Martin Amis Visits the 92nd Street Y to Pay Tribute to Nabokov ...

November 17, 2009, 4:00 PM ET
Martin Amis Visits the 92nd Street Y to Pay Tribute to Nabokov
By Steven Kurutz

Everett Collection
Martin Amis
The curiosity over Vladimir Nabokov’s final, incomplete novel, “The Original of Laura” was satiated last night at the 92nd Street Y in Manhattan, where the first public reading was held.

On hand to speak was Nabokov’s biographer, Brian Boyd; book designer Chip Kidd, who created the Knopf first edition, in which replicas of the 138 handwritten notecards on which Nabokov wrote the book can be punched out; and novelist Martin Amis, who caught a late flight from Heathrow to pay his respects to an author with whom he has an “obsessive interest,” as he put it.

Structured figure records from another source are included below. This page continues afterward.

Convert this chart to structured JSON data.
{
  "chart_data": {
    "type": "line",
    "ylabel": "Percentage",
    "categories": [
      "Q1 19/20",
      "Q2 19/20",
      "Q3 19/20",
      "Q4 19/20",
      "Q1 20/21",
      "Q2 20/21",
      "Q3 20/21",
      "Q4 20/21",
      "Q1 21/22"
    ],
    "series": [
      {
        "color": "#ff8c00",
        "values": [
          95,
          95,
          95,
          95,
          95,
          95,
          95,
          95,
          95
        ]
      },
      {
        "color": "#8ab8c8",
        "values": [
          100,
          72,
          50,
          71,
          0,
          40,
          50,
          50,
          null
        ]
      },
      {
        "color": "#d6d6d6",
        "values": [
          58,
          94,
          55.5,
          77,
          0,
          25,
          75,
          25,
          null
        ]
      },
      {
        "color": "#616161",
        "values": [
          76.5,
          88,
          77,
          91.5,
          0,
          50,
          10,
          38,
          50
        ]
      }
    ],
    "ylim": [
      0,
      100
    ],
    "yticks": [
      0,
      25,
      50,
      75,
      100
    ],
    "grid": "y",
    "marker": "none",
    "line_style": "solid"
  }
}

The real stars of the night were the notecards themselves. They were housed in a glass case in a large, green-carpeted room off the lobby. People waited in line to get a peek at what are likely Nabokov’s final written words, before the cards are auctioned off at Christie’s next month. In a small dressing room backstage, Amis, wearing a dark suit, a glass of white wine in his hand, spoke about Nabokov and the late author’s last work.

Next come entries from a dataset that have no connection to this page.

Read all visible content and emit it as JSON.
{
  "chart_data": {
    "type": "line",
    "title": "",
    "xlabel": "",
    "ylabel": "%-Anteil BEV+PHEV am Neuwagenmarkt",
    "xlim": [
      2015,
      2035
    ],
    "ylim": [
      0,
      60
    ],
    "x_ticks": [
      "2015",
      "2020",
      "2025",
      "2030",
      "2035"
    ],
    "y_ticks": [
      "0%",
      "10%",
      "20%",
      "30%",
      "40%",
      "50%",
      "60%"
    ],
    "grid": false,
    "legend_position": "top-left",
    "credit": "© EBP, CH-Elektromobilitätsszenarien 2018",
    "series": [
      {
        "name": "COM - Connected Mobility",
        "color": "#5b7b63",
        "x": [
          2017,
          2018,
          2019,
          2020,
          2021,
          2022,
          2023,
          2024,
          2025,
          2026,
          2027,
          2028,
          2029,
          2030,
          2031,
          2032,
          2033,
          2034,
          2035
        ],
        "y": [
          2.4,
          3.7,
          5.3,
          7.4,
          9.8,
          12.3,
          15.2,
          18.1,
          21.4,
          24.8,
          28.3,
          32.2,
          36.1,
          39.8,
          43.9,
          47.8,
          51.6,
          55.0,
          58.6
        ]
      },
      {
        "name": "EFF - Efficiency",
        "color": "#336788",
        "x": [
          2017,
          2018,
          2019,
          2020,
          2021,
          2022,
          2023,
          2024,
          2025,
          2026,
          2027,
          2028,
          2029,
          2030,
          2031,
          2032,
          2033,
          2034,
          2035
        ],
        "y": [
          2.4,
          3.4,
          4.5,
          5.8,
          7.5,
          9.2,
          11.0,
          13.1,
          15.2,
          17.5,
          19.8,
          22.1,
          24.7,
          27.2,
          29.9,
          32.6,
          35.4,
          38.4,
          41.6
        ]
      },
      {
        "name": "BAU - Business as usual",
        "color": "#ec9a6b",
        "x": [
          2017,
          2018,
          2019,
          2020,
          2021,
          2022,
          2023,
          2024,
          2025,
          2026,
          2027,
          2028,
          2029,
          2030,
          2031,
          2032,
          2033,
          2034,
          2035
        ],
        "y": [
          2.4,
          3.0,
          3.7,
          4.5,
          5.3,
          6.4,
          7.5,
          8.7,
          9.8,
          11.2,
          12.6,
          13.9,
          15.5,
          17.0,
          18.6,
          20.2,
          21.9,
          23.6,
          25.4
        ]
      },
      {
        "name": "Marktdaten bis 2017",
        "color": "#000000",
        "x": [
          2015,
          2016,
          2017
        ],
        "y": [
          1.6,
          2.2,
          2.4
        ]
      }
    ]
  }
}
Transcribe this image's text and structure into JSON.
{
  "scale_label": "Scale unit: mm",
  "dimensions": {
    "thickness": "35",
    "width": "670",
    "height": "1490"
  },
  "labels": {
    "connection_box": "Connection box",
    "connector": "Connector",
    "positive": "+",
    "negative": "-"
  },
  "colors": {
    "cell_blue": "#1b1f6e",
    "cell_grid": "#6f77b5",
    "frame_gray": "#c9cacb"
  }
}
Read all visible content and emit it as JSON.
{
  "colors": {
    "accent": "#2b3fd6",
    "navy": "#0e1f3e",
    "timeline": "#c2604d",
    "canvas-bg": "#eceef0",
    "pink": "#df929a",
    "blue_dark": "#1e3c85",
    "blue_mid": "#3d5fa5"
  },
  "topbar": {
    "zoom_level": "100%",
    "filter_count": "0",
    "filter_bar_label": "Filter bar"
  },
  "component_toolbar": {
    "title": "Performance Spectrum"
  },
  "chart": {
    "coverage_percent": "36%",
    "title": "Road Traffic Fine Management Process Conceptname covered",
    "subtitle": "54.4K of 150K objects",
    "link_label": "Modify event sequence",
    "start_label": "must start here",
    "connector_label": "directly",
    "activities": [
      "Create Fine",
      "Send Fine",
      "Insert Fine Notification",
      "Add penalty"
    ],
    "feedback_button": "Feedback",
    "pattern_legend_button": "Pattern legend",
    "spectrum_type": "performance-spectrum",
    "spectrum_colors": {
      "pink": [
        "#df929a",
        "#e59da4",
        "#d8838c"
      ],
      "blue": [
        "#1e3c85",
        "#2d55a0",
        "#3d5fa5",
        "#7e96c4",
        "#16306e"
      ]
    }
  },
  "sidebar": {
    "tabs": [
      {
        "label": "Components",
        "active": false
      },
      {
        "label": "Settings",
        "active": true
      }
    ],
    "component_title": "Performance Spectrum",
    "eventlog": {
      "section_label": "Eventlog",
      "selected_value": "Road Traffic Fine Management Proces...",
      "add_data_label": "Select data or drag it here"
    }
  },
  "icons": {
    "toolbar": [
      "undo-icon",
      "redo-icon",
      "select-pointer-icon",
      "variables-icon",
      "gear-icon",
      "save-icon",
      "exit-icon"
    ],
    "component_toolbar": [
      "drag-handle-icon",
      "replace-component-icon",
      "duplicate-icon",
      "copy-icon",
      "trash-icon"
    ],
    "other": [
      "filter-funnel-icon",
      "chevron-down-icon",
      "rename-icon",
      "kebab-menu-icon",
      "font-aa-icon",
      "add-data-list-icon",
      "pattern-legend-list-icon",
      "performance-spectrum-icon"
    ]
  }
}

A few days earlier, in an essay for the Guardian, Amis had expressed disappointment in the book and described “The Original of Laura” as a “longish short story struggling to become a novella.” He elaborated on the point. “In truth, there’s not much coherence in that fragment,” Amis said, adding, in reference to yet another echo of a “Lolita” theme in the book, “I do think it exacerbates an artistic problem in Nabokov, in that there’s just too much about little girls.” But Amis said reading “Laura” did little to dull his affection for Nabokov, nor does he think the book’s publication dilutes the writer’s reputation in any way. “His corpus is so amazingly strong,” Amis said.

Nabokov in Rome, 1959
Shortly before his death, Nabokov asked his wife, Vera, and son, Dmitri, to burn the “Laura” manuscript. Neither could bring themselves to carry out his wishes. After years of agonizing, Dmitri sold the work to Knopf for publication, a decision that’s been met with criticism by some. “It’s a gray area,” Amis said. “If I’d written five novels about little girls and was halfway through my sixth and I hadn’t finished it by any means –- I mean, it was larval -– I can see a case for not wanting it to appear.”

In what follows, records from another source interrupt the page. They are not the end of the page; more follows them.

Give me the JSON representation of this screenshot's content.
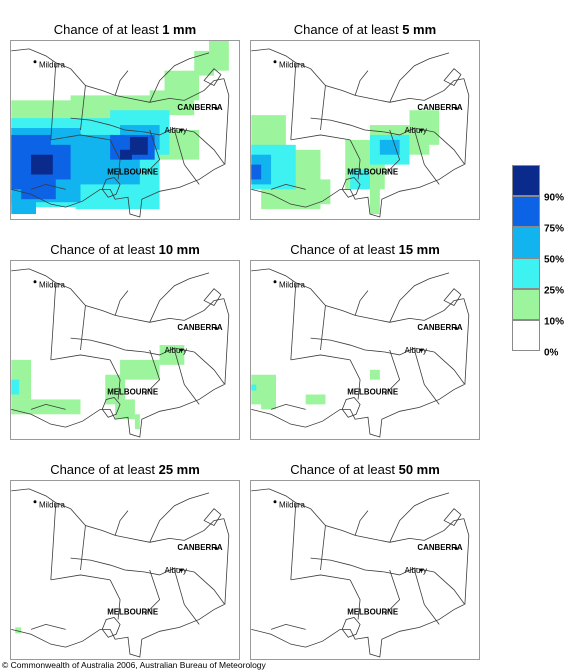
{
  "panels": [
    {
      "title_prefix": "Chance of at least",
      "title_amount": "1 mm",
      "labels": {
        "mildura": "Mildura",
        "canberra": "CANBERRA",
        "albury": "Albury",
        "melbourne": "MELBOURNE"
      }
    },
    {
      "title_prefix": "Chance of at least",
      "title_amount": "5 mm",
      "labels": {
        "mildura": "Mildura",
        "canberra": "CANBERRA",
        "albury": "Albury",
        "melbourne": "MELBOURNE"
      }
    },
    {
      "title_prefix": "Chance of at least",
      "title_amount": "10 mm",
      "labels": {
        "mildura": "Mildura",
        "canberra": "CANBERRA",
        "albury": "Albury",
        "melbourne": "MELBOURNE"
      }
    },
    {
      "title_prefix": "Chance of at least",
      "title_amount": "15 mm",
      "labels": {
        "mildura": "Mildura",
        "canberra": "CANBERRA",
        "albury": "Albury",
        "melbourne": "MELBOURNE"
      }
    },
    {
      "title_prefix": "Chance of at least",
      "title_amount": "25 mm",
      "labels": {
        "mildura": "Mildura",
        "canberra": "CANBERRA",
        "albury": "Albury",
        "melbourne": "MELBOURNE"
      }
    },
    {
      "title_prefix": "Chance of at least",
      "title_amount": "50 mm",
      "labels": {
        "mildura": "Mildura",
        "canberra": "CANBERRA",
        "albury": "Albury",
        "melbourne": "MELBOURNE"
      }
    }
  ],
  "legend": {
    "ticks": [
      "90%",
      "75%",
      "50%",
      "25%",
      "10%",
      "0%"
    ],
    "colors": [
      "#0a2a8c",
      "#0d63e6",
      "#11b4ee",
      "#3ef2f2",
      "#9cf59c",
      "#ffffff"
    ]
  },
  "colors": {
    "c10": "#9cf59c",
    "c25": "#3ef2f2",
    "c50": "#11b4ee",
    "c75": "#0d63e6",
    "c90": "#0a2a8c"
  },
  "copyright": "© Commonwealth of Australia 2006, Australian Bureau of Meteorology"
}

On the other hand, Amis pointed out, the world of letters is better served because Max Brod didn’t carry out Franz Kafka’s wishes and burn Kafka’s manuscripts. Also, in delegating the task to his family rather than doing it himself, it suggests a subconscious desire in Nabokov for “Laura” to be read. “It’s a physically demanding thing to do –- to destroy a book,” Amis said.

Amis, who’s set to publish a novel next year about the sexual revolution of the ’60s and ’70s, did not read from “The Original of Laura” at the event. Instead, he chose passages that demonstrated Nabokov’s talents at full bloom — in particular, a short story called “Sights and Symbols,” about an older couple who visit their son in an asylum. “It’s a dementedly talented story,” Amis said. “Some of his stories are quite charming and inconsequential, but this is really with the volume on 10. I don’t think there’s another story like it in his work — or anyone else’s.”